Alec's ears pricked up at the mention of his name. Usually it was David who was the focus of activities involving Faerie. It had never occurred to him that the lords and ladies of that place might actually be aware of
his
existence.

“It involves the traitoress Aife,” Rigantana went on. “She whose shape my mother stole in order to rob Alec of the ulunsuti.”

“What
about
her?” Alec demanded, surprising himself with the harshness of his tone.
That
wasn't
her in the tower
, he kept telling himself.
There's still a chance something might come of her and me…

“It may not be pleasant to hear, but the truth seldom is, whether in the Lands of Men or Faerie. And the truth is that there has been a shift in Lugh's policy toward Aife—more precisely, toward what punishment would befit her most. What is the last you knew?” she continued, to the Morrigu.

“That she had resumed her living shape soon after her death, submitted herself for justice, and been confined in a World near the Lands of Fire. I believe there was a tower.”

“So it was when you departed,” Rigantana acknowledged, “but the tower now stands empty—my mother had her own business there not a day gone by. Aife has been given another punishment, but Lugh will not reveal what it is, though it seems to please him, by which I assume it bears an ironic cast.”

“But—” Alec began, frustrated, since real news of Aife seemed as remote as ever.

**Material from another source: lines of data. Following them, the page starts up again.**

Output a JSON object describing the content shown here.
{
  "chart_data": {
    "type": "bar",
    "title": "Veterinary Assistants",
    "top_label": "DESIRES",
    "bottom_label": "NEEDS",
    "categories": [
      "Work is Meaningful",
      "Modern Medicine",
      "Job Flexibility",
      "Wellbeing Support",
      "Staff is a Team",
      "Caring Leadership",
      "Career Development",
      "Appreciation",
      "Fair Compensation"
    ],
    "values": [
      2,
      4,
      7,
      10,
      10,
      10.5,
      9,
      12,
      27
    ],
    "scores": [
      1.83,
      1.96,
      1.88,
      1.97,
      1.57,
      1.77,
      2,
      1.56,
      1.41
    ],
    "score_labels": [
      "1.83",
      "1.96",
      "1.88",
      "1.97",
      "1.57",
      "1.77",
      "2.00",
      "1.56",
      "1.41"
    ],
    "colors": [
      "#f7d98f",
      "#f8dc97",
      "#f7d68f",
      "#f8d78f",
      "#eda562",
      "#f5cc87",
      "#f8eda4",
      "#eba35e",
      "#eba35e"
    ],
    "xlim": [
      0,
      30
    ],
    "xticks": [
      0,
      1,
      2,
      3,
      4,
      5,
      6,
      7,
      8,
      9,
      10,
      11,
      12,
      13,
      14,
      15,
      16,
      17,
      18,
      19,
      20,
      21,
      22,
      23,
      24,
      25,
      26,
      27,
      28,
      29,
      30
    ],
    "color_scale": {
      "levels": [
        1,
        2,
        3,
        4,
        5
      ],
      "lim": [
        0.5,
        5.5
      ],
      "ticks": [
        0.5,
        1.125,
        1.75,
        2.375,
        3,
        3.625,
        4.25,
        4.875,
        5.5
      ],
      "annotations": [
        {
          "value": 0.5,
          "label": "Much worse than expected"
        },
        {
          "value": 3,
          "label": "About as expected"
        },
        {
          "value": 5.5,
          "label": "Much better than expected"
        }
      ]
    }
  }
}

“Hold!” the Morrigu interrupted sharply. “We approach a crossroads. Those we seek will soon be arriving there.”

Alec held his peace—had no choice. And then it didn't matter because the Morrigu's steed was suddenly galloping, and the others behind it, and though he'd ridden but seldom before, and rode without saddle or bridle now, somehow he kept his seat; neither jolted nor otherwise shaken. It totally unnerved him, too, and the closest description he could contrive was that it was like watching one of the chases in the
Star Wars
films: eyes saw movement, body felt none—but balance compensated anyway.

Abruptly the horse slowed—and the briars diminished to reveal what looked a great deal like a pine forest such as infested mundane Georgia. Or perhaps they were in mundane Georgia, though the air smelled suspiciously fresh and clean.